One of the reasons Swedes have moved so fast to scrap cash is because of a collaboration between major Swedish and Danish banks. Swish is a direct-payment app used for transactions between individuals.

“Swish is a brilliant idea,” Arvidsson said. “But to introduce it internationally is a challenge, not least because it takes a long time to change other countries’ banking systems from scratch. But it is not impossible that a Swish-based banking revolution can also occur abroad.”

We don't have Swish here and we won't have anything like it any time soon. Even so, Ireland is also moving towards a cashless society.

"We are probably not as far away as you think," says Philip Konopik, the Ireland country manager for Visa. "Last year €1 in every €3 spent in Ireland was with a Visa card, and the pace is accelerating all the time."

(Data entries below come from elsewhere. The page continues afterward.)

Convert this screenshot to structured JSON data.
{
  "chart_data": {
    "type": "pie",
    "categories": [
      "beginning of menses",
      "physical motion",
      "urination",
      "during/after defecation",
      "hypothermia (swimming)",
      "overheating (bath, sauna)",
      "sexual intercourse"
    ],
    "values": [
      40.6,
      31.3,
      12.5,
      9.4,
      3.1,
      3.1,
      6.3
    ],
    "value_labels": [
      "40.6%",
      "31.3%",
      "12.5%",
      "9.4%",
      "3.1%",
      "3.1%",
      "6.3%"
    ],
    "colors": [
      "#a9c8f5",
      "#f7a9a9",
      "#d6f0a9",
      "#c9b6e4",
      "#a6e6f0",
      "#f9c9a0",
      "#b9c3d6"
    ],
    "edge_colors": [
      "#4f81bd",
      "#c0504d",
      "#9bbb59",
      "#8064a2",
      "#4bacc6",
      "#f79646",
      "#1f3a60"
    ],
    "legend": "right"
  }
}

Konopik says the Nordic countries are so far ahead of us because, culturally, they are more disposed to dispense with cash and because the infrastructure there is better. A multifaceted approach is required for people to move away from physical money, he added. According to the Central Bank, a move away from cash could collectively save us€1 billion.

A positive message needs to come from banks and retailers, he says. “People have to be prompted to use their cards, and if they feel that they are in some way delaying the process or creating some kind of hassle for the retailer by using contactless, then they will be reluctant to do so.”

A Token service

Of course, the card’s days are numbered and even Konopik says it is already “redundant”. He describes it merely as a physical storage space to hold a card number and the name of the card holder.

Visa already has the future payment technology in place. The Visa Token Service is a new security technology that replaces sensitive account information, such as the 16-digit primary account number, with a unique digital identifier called a token. The token allows payments to be processed without exposing actual account details that could potentially be compromised. Banks, retailers and the likes of Apple Pay use it to offer secure mobile payment applications.

Token will see you putting your card details – in a secure form – on your phone, computer, internet-connected fridge and any other device you have that can talk to other devices and make payments. You will be able to set the limits of the transactions on an individual device and even the kind of products it can buy. So, for example, your fridge will be able to buy milk but not books. If you lose a device you, will can cancel it and shut down its spending privileges without having to cancel your card.

If that all sounds farfetched, it isn’t. According to Konopik, it will go mainstream in some countries next year and in Ireland within two years.

In the meantime, smaller steps are being taken closer to home. Alone , the charity that supports older people to age at home, has launched Ireland’s first contactless collection boxes. The boxes will be in the 10 Butler’s Pantry shops from the end of November until early in the new year.